と、言いながら揶揄うように翠蓮の周りを回るように飛んでいた。その刹那、雨月が『俺』と何回か言った刹那、先程まで雨月を怖がっていた妖怪達が急に殺気立ち今にも襲い掛かろうとしていた。翠蓮はそれを察してため息をつきながら鞘に入れてある刀の柄に手をかけて雨月に声をかける。

 

「お前、一人称が前のに戻ってんぞ?」

 

「……え、ほんと?無意識だったよ」

 

 と言いながら苦笑する雨月。その刹那、妖怪が雨月に攻撃を仕掛ける。雨月は反応が遅れたが、雨月を守るように翠蓮は妖怪の攻撃を軽く受け止め、刀で妖怪を一刀両断し、祓う。

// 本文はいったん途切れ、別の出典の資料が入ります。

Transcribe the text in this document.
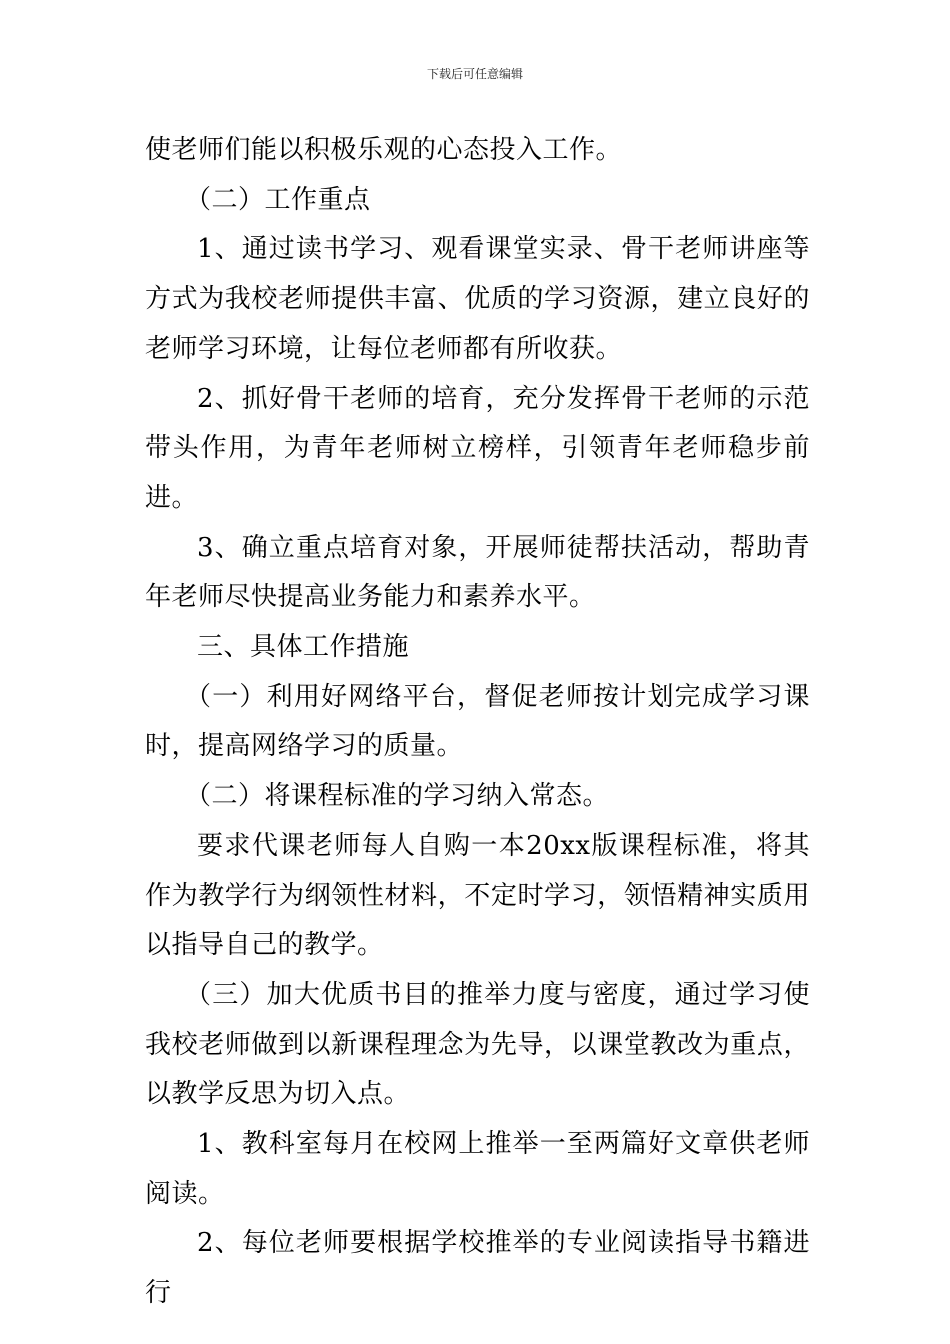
下载后可任意编辑

使老师们能以积极乐观的心态投入工作。

（二）工作重点

1、通过读书学习、观看课堂实录、骨干老师讲座等方式为我校老师提供丰富、优质的学习资源，建立良好的老师学习环境，让每位老师都有所收获。

2、抓好骨干老师的培育，充分发挥骨干老师的示范带头作用，为青年老师树立榜样，引领青年老师稳步前进。

3、确立重点培育对象，开展师徒帮扶活动，帮助青年老师尽快提高业务能力和素养水平。

三、具体工作措施

（一）利用好网络平台，督促老师按计划完成学习课时，提高网络学习的质量。

（二）将课程标准的学习纳入常态。

要求代课老师每人自购一本20xx版课程标准，将其作为教学行为纲领性材料，不定时学习，领悟精神实质用以指导自己的教学。

（三）加大优质书目的推举力度与密度，通过学习使我校老师做到以新课程理念为先导，以课堂教改为重点，以教学反思为切入点。

1、教科室每月在校网上推举一至两篇好文章供老师阅读。

2、每位老师要根据学校推举的专业阅读指导书籍进行
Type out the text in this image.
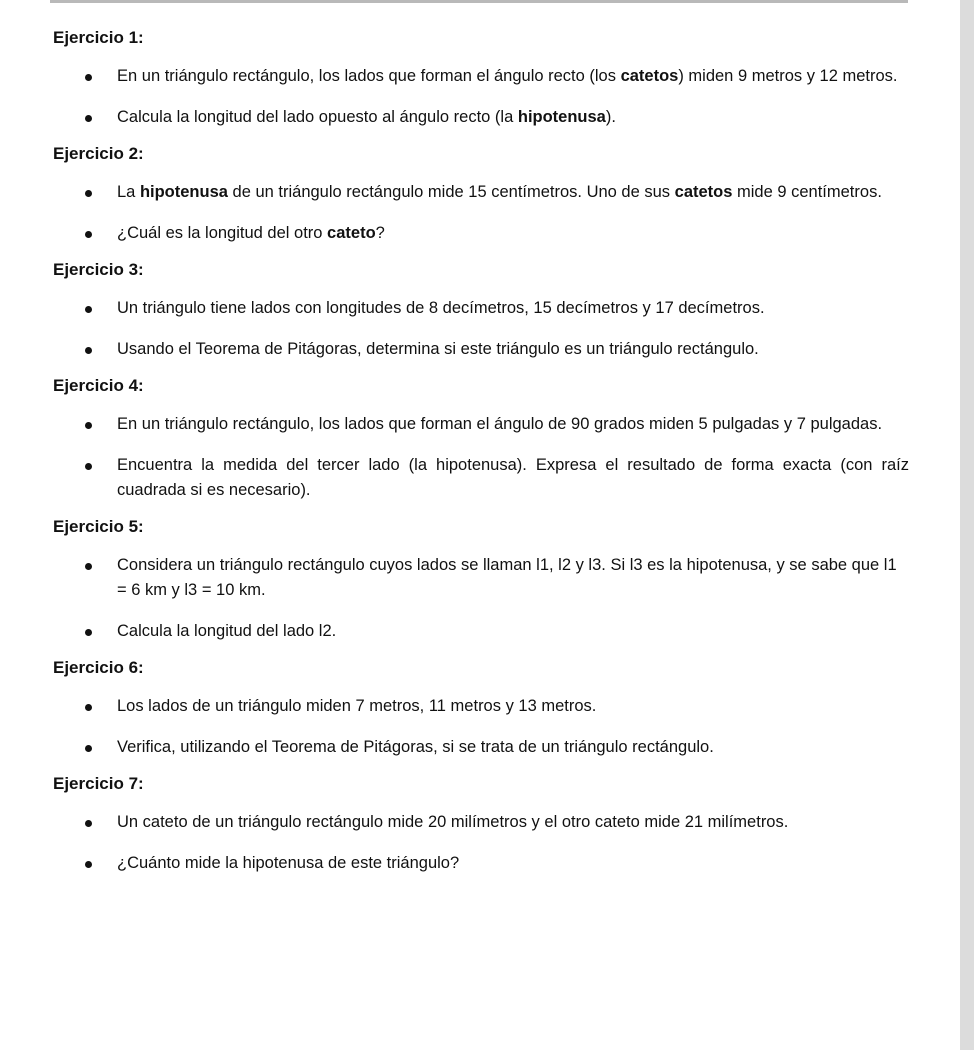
Ejercicio 1:
En un triángulo rectángulo, los lados que forman el ángulo recto (los catetos) miden 9 metros y 12 metros.
Calcula la longitud del lado opuesto al ángulo recto (la hipotenusa).
Ejercicio 2:
La hipotenusa de un triángulo rectángulo mide 15 centímetros. Uno de sus catetos mide 9 centímetros.
¿Cuál es la longitud del otro cateto?
Ejercicio 3:
Un triángulo tiene lados con longitudes de 8 decímetros, 15 decímetros y 17 decímetros.
Usando el Teorema de Pitágoras, determina si este triángulo es un triángulo rectángulo.
Ejercicio 4:
En un triángulo rectángulo, los lados que forman el ángulo de 90 grados miden 5 pulgadas y 7 pulgadas.
Encuentra la medida del tercer lado (la hipotenusa). Expresa el resultado de forma exacta (con raíz cuadrada si es necesario).
Ejercicio 5:
Considera un triángulo rectángulo cuyos lados se llaman l1, l2 y l3. Si l3 es la hipotenusa, y se sabe que l1 = 6 km y l3 = 10 km.
Calcula la longitud del lado l2.
Ejercicio 6:
Los lados de un triángulo miden 7 metros, 11 metros y 13 metros.
Verifica, utilizando el Teorema de Pitágoras, si se trata de un triángulo rectángulo.
Ejercicio 7:
Un cateto de un triángulo rectángulo mide 20 milímetros y el otro cateto mide 21 milímetros.
¿Cuánto mide la hipotenusa de este triángulo?
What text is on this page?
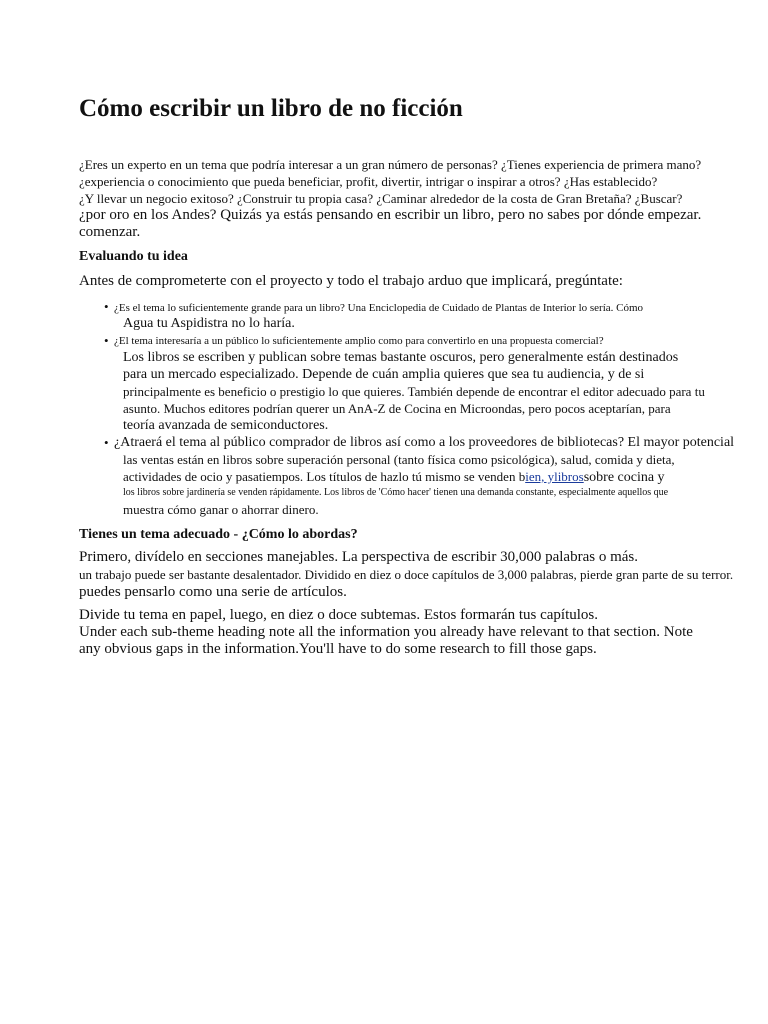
Cómo escribir un libro de no ficción
¿Eres un experto en un tema que podría interesar a un gran número de personas? ¿Tienes experiencia de primera mano?
¿experiencia o conocimiento que pueda beneficiar, profit, divertir, intrigar o inspirar a otros? ¿Has establecido?
¿Y llevar un negocio exitoso? ¿Construir tu propia casa? ¿Caminar alrededor de la costa de Gran Bretaña? ¿Buscar?
¿por oro en los Andes? Quizás ya estás pensando en escribir un libro, pero no sabes por dónde empezar.
comenzar.
Evaluando tu idea
Antes de comprometerte con el proyecto y todo el trabajo arduo que implicará, pregúntate:
• ¿Es el tema lo suficientemente grande para un libro? Una Enciclopedia de Cuidado de Plantas de Interior lo sería. Cómo
Agua tu Aspidistra no lo haría.
• ¿El tema interesaría a un público lo suficientemente amplio como para convertirlo en una propuesta comercial?
Los libros se escriben y publican sobre temas bastante oscuros, pero generalmente están destinados
para un mercado especializado. Depende de cuán amplia quieres que sea tu audiencia, y de si
principalmente es beneficio o prestigio lo que quieres. También depende de encontrar el editor adecuado para tu
asunto. Muchos editores podrían querer un AnA-Z de Cocina en Microondas, pero pocos aceptarían, para
teoría avanzada de semiconductores.
• ¿Atraerá el tema al público comprador de libros así como a los proveedores de bibliotecas? El mayor potencial
las ventas están en libros sobre superación personal (tanto física como psicológica), salud, comida y dieta,
actividades de ocio y pasatiempos. Los títulos de hazlo tú mismo se venden bien, ylibrossobre cocina y
los libros sobre jardinería se venden rápidamente. Los libros de 'Cómo hacer' tienen una demanda constante, especialmente aquellos que
muestra cómo ganar o ahorrar dinero.
Tienes un tema adecuado - ¿Cómo lo abordas?
Primero, divídelo en secciones manejables. La perspectiva de escribir 30,000 palabras o más.
un trabajo puede ser bastante desalentador. Dividido en diez o doce capítulos de 3,000 palabras, pierde gran parte de su terror.
puedes pensarlo como una serie de artículos.
Divide tu tema en papel, luego, en diez o doce subtemas. Estos formarán tus capítulos.
Under each sub-theme heading note all the information you already have relevant to that section. Note
any obvious gaps in the information.You'll have to do some research to fill those gaps.
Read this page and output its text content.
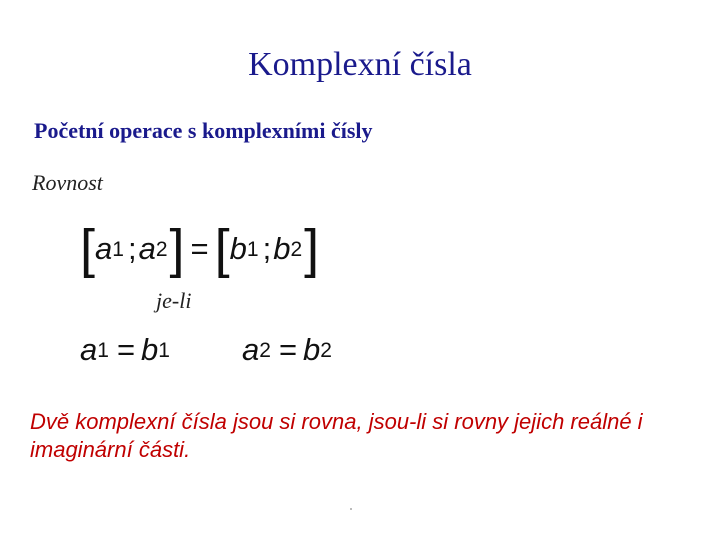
Komplexní čísla
Početní operace s komplexními čísly
Rovnost
[ a 1 ; a 2 ] = [ b 1 ; b 2 ]
je-li
a 1 = b 1 a 2 = b 2
Dvě komplexní čísla jsou si rovna, jsou-li si rovny jejich reálné i imaginární části.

―――まさか、本当にこいつ雨月が俺と言った瞬間襲おうとするとは

 と考えながら刀に付着した血を振り落とし刀を鞘に戻しながら翠蓮はため息混じりで雨月に話しかける。

 

「別に、一人称くらい自由にしろよ。それを否定するような奴らはぶっ飛ばせばいい。俺が文句を言わせない」

 

「蓮くん…」

 

 翠蓮は察していたのだ。雨月が仲間に裏切られた時に、元仲間から

「俺だなんて品がなさすぎる。その上、自分からはあんなに美味しい人間の血肉を喰らおうとも襲おうともしない。こんなのが同じ妖怪だなんて気味が悪い」

 と言う理由で雨月は殺されそうになっていたことを。雨月は無言で飛ぶのをやめて翠蓮の隣りに並び、心底嬉しそうな微笑みをしながら口を開く。

 

「君にそう言われると、説得力があるよ。なんせ、それを行動で示してくれたからね」

 

 と言いながら雨月は上機嫌に軽やかに歩きながら残りの妖怪を狐火で一層した。だが、それは木に当たることはなく狐火が木の間を通り抜けるように妖怪たちを襲う。その姿は、妖艶であり…冷酷で残酷な表情をしていた。翠蓮はそんな雨月の報復を黙って見守る。